RH: It’s not so much about the paranormal. I would say it is a fantasy construct in a real world. Take the idea that there are real people among us who are dark, have dark sensibilities. Their vibe, their energy is negative.  We’re taking these fairytales, we’re spinning them on its head, we’re fracturing them a little bit and placing them right here in the real world.  So you would ask yourself how does Little Red Riding Hood, how does that story evolve in the real world? It can’t.  Take that idea, they’re not parallel universes, it’s all one.

DD: Have you ever met someone and thought, hmmmmm?

RH: Absolutely, of course. When you feel you have light on you, you can feel where darkness is coming from. It’s that mother thing. That six sense. It’s their vibe, their spirit. There are people who can look at you and say, ‘hey, baby, you’re shining like new money.’

DD: Would you want the abilities that Nick has in the series? Would you want your character to also have the same abilities?

RH: For me, no, that’s a lot of responsibility. I don’t know how my character would be able to work under that kind of pressure.

DD: You’ve just discontinued playing a cop, why do you want to play another one?

RH: I think that we’re talking about an actual patrolman versus a detective. I think the characters are different. If you look at Lincoln Heights and you look at Grimm, the shows are apples and oranges. This is a totally different character in another world that is a bit darker. It’s real, real in a different way than Lincoln Heights was.  In this, things don’t always end positively. My character is going to act and react accordingly.

Russell Hornsby

DD: What was the appeal of this character?

RH: I think taking the spiritual aspect and how committed they are to telling real stories. We can live in a fantasy world, but we can delve and deal with some real issues. That was the appeal.

DD: You own the stage. What does stage give you that tv doesn’t and what does tv give you that stage doesn’t?

RH: I think that stage, especially the roles I’ve done, which is mostly August Wilson, I’m speaking of my people for my people and by my people. I’m speaking in a spirit and vernacular and energy that I know. They’re my folks.  That spirit is in me, so I can express myself without any hindrance. I can live it out loud. It’s pure. That’s what the stage is to me. I can be as loud and or soft as I want, vulnerable. TV is different because you have to fit yourself in a box. There are parameters you have to fill. The characters aren’t always as three dimensional. There isn’t the same detail in a backstory. Your scope and take is different.   Whereas in theater I can do that.

DD: A lot of actors aren’t working. You seem to work all the time.

RH: I’m going in the direction my blood beats. This is a calling now. I’m not the greatest actor or smartest, but I know what I love to do and I know what I’m good at. I am in possession of a talent – that’s why I continue to work.

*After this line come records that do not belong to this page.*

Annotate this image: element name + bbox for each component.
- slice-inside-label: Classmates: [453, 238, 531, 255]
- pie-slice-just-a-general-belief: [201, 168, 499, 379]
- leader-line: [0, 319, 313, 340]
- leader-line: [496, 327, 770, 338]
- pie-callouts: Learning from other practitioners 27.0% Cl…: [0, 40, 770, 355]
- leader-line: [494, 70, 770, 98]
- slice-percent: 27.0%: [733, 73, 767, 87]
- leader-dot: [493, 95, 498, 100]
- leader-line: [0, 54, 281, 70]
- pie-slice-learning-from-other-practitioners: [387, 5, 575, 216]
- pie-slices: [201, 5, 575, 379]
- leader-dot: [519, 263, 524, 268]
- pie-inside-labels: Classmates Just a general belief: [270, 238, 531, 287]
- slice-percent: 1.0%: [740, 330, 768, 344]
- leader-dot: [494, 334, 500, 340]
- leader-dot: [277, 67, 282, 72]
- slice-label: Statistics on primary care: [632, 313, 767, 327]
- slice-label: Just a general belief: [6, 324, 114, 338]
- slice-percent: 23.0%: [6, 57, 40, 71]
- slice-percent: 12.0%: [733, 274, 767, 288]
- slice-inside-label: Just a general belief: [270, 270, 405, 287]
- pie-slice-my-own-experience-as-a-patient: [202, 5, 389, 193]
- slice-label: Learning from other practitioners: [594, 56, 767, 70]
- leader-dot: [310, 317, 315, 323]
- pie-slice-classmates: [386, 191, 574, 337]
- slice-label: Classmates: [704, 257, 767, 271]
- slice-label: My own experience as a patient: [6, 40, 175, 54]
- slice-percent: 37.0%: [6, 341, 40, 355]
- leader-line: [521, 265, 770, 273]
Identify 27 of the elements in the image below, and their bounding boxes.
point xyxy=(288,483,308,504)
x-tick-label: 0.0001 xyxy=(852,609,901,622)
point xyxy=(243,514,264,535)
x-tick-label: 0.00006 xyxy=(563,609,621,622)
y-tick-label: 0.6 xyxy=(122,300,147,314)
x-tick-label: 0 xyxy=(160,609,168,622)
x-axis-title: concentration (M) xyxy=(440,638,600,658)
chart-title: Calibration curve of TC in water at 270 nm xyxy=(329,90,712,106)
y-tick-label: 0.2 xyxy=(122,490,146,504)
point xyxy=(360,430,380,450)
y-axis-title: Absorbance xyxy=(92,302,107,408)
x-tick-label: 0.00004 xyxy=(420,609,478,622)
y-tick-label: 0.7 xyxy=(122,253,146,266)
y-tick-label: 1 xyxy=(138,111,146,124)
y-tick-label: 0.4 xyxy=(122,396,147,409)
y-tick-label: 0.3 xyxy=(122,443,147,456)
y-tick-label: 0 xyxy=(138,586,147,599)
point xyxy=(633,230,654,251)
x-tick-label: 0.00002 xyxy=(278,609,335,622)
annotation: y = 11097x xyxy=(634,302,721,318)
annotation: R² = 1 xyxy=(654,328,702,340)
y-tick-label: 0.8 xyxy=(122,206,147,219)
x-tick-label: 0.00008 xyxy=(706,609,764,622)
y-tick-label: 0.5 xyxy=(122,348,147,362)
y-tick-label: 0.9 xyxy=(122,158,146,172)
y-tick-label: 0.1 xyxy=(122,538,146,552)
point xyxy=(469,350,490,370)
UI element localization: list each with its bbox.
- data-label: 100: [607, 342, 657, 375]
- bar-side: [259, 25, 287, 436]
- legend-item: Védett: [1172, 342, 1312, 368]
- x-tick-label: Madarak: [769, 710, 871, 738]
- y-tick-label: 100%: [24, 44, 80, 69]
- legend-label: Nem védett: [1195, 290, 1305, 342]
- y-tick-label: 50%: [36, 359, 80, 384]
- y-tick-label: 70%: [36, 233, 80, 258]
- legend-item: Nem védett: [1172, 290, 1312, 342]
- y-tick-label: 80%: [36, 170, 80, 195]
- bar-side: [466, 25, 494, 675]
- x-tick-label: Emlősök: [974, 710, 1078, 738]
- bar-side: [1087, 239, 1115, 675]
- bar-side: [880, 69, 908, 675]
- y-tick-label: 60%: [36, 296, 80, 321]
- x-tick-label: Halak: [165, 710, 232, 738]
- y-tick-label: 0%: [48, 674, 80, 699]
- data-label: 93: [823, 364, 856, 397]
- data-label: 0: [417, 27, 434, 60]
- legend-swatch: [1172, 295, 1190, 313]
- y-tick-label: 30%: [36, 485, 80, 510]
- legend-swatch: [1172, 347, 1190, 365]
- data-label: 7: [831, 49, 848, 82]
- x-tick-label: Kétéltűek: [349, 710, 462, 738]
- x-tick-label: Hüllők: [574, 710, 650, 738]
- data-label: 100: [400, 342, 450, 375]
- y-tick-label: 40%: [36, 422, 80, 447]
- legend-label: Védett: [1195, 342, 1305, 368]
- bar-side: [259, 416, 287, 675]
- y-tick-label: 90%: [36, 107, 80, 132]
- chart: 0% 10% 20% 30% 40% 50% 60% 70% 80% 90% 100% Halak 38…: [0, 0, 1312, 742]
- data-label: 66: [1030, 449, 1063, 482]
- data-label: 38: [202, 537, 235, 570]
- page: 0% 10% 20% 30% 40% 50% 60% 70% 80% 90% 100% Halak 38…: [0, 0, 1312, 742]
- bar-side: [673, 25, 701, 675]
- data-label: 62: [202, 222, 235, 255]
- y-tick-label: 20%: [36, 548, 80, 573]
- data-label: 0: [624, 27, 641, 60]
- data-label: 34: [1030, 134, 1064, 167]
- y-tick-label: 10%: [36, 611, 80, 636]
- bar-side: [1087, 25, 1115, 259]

DD: Sounds like you’re blessed.

RH: I’m blessed, but you have to be in possession of talent. You can’t work 14 years without being in the possession of talent. This is what I love to do. I think I’m good at it.  I have a tireless dedication. This is my job. Acting is cathartic. Acting is therapy.

DD: Why should we watch your show?

RH: We’ve created an original concept. It’s going to be fun, smart and witty. It’ll be dramatic and action-filled. Tune in. You’ve got to give it a shot.